To conserve CRITICAL populations, some associations with a few members who 
hold the critical remainder stock allow a brief period of cross breeding of 
known pure bred males to selected females, one or two breedings for numbers and 
conforming type and then stop the "cross breeding".  These offspring are kept in 
a record but not registered.  The offspring are bred and placed on a pre-set 
program to "grade-up".  The first generation is assumed to be 50%, second 75%, 
3rd is 87.5%, etc. and at the 15/16 or 31/32 generation (96.875%) is 
"considered" the same as pure (but not the same as pure) and may be registered as 
upgraded stock.  At each generation, an animal that fails a test for phenotype or 
performance is generally excluded from the breeding program.  Inbreeding 
coefficients may increase during this time but at some point (certainly when 
depression is suspected) breeding to a pure-bred ram or comparable stock to reduce 
inbreeding.   (ALBC, Conservation Breeding Handbook)
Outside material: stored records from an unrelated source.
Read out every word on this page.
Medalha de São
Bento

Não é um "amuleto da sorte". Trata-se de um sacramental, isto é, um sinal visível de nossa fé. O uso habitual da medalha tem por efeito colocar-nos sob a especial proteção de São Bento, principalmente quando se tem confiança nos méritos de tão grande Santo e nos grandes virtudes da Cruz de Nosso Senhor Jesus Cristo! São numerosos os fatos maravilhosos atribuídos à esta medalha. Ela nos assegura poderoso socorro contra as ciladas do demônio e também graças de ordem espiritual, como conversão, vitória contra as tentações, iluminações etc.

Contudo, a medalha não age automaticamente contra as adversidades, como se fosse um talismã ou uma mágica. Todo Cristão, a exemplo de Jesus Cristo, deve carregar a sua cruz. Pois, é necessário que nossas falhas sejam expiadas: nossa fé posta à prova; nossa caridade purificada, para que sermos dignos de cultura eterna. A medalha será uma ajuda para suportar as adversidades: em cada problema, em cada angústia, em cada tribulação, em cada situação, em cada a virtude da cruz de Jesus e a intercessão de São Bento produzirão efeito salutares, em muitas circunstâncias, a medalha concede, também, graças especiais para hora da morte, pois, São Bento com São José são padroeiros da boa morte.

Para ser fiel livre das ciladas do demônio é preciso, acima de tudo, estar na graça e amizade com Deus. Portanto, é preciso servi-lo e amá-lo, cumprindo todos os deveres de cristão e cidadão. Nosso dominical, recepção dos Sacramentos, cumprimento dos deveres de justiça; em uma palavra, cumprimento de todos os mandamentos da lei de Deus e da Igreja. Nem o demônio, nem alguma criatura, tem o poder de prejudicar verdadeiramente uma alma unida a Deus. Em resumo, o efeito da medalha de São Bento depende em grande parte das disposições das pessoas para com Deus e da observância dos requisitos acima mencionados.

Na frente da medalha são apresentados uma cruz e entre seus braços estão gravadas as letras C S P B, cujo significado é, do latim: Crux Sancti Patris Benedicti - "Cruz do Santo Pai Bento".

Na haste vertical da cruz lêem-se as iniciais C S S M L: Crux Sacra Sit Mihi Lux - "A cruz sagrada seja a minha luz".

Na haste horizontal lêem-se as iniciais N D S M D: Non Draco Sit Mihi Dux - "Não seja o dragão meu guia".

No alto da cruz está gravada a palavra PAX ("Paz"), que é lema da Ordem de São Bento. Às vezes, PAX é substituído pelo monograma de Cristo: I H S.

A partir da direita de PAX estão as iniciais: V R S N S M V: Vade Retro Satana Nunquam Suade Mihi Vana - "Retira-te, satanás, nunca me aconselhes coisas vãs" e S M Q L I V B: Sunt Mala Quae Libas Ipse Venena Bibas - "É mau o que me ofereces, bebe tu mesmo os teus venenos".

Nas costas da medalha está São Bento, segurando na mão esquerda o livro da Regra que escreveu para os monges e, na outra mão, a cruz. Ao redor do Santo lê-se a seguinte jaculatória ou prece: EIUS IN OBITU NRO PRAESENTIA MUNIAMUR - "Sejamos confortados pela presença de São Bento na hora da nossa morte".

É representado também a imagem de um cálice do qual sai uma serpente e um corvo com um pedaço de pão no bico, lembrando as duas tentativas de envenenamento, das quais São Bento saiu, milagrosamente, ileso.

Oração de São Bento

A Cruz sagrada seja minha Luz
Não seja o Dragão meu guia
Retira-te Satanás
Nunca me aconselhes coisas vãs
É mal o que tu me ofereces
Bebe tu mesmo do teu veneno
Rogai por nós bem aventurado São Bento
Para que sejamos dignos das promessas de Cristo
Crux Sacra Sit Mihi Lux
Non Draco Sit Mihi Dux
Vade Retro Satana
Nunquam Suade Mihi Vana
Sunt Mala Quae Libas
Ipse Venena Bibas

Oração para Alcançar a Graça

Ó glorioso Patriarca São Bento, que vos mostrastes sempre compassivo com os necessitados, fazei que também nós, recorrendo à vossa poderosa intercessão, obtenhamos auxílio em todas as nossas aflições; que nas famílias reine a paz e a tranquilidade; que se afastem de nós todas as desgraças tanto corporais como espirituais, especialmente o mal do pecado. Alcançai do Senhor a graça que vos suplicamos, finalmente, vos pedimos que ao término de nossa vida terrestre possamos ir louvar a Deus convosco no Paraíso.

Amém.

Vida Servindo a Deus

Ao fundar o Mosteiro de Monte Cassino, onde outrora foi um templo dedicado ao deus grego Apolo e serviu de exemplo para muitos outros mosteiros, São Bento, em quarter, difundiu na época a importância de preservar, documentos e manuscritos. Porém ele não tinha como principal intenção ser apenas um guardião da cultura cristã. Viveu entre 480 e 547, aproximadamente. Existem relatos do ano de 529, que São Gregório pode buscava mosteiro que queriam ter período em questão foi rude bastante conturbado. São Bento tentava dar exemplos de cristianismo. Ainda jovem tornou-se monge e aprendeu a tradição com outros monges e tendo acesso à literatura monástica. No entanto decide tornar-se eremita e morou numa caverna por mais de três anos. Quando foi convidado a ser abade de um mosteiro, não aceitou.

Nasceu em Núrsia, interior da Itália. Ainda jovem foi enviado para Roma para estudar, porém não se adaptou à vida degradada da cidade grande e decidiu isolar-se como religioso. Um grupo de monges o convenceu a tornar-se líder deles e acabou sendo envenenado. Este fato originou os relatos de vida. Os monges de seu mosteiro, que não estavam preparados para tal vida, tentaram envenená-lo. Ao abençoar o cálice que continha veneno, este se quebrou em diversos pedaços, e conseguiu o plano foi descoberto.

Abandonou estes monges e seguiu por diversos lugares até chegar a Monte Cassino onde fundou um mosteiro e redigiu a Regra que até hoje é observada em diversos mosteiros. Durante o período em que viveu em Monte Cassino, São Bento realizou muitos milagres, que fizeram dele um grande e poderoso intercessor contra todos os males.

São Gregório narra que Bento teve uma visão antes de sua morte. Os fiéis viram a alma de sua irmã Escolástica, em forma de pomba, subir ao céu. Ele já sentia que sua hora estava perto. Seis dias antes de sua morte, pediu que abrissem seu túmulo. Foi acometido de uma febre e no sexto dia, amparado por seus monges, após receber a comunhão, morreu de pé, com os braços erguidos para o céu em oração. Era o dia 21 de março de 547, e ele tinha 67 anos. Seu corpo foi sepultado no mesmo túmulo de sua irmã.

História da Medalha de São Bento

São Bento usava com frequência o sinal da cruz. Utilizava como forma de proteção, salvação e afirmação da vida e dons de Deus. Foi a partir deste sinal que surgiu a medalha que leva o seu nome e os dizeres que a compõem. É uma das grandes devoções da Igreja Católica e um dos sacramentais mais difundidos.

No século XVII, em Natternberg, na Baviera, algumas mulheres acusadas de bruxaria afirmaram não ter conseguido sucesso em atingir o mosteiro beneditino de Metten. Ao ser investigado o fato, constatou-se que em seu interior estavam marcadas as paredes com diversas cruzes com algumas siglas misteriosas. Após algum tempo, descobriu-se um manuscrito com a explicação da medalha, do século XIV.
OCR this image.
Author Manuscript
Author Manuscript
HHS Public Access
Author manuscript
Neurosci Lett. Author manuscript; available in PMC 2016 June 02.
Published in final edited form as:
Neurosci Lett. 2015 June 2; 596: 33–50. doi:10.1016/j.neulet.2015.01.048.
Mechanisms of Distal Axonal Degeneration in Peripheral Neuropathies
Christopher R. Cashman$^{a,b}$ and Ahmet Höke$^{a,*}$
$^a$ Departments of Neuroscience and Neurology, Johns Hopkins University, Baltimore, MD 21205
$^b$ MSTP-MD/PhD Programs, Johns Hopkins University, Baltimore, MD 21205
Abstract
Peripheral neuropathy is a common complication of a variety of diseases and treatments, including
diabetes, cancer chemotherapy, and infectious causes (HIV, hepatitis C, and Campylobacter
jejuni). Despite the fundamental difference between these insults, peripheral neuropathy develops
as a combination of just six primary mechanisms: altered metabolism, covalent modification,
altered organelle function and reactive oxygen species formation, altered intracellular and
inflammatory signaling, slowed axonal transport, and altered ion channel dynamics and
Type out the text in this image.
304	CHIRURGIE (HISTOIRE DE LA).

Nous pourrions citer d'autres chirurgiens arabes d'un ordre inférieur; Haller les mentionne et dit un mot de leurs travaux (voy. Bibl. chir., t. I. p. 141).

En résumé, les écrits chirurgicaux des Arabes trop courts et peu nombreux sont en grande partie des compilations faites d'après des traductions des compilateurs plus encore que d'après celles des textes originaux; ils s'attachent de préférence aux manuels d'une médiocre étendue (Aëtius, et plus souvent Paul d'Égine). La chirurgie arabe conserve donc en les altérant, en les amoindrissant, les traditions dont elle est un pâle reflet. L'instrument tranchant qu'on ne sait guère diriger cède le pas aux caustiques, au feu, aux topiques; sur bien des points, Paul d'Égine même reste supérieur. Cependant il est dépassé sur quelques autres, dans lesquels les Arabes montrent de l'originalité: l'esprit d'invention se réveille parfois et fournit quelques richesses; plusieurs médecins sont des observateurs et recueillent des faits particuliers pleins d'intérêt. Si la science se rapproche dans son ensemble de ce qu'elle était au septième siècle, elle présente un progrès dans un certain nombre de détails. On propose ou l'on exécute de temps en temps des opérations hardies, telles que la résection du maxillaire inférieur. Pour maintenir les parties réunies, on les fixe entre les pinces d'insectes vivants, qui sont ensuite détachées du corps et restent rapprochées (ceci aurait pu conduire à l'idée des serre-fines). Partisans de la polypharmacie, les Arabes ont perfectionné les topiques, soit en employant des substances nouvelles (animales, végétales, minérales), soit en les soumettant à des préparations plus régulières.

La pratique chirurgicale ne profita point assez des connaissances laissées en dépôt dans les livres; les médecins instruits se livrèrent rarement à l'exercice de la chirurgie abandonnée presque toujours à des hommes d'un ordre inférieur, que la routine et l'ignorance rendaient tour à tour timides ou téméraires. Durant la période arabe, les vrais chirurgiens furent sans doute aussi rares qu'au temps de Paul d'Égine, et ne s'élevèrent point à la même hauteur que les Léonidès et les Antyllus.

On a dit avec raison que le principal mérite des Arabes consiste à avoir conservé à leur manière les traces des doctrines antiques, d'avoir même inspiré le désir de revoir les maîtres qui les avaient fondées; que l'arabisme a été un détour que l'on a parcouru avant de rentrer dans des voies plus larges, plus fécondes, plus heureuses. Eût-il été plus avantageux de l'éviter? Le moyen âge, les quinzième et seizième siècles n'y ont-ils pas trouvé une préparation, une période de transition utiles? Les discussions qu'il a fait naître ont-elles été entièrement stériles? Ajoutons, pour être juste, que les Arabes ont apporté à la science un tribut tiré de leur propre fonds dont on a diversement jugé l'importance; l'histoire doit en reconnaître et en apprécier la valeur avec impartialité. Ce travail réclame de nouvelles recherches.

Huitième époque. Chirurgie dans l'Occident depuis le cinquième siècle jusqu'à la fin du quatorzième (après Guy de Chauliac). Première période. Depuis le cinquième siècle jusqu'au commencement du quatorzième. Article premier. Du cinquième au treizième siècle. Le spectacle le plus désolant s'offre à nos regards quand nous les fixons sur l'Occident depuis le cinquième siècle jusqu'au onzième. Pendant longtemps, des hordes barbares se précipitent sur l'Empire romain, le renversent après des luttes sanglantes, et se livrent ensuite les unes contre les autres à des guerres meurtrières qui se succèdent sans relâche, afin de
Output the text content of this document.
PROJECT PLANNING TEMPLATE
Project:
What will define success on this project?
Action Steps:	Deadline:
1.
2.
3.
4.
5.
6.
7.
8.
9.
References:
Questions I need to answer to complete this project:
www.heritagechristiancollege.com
While the use of pure-bred males in a grade-up program can lead to breed 
recovery from a critical population (CRITICAL population being significantly 
closer to extinction than a RARE breed), attention to the female offsping is 
crucial as this is the "bank" for the next generation.  Is it successful? Yes, some 
species and breeds have recovered critical populations. (Guld Coast, Black 
Belly, Pygmy Goat Assoc.)  

Some have had failures and recovery  ... the Hebridean, a polycerate 
recessive black rare breed was "graded-up" and some were identified as dominant black; 
ie., the "up-grades" look like recessive blacks but are genetically dominant 
blacks.  To check rams for the correct genotype, the registry would register a 
ram after it produced 14 white offspring and zero blacks from a pure-bred 
white breed ... thus proving it was not a dominant black (Parfait and Shipley, 
sp?).

So what does this have to do with the recessive hornless gene?   If the breed 
is at critical numbers (Y/N) and inbreeding is over 10% (Y/N) it makes sense 
to have a documented (Y/N) up-grade program.  These up-grades are being 
identified up to the 31/32 level (Y/N) so the sheep can eventually be registered and 
breed genotype conserved (Y/N) ... and individual shepherds know how to 
identify Hohl stock for their flock up-ghrade program and the genotype being 
conserved (Y/N).  Thus at some point one could prove the Jacob is a dominant black, 
recessive piebald, polycerate; conversely proving it was not a sex linked Hohl 
breed (Y/N)

With the numbers of HMN rams and ewes available and the complexities of 
up-grading, why fiddle with a known sex-linked recessive?  What does it contribute 
to the breed?  Are pink noses, white nape, scurs and aberant horns different?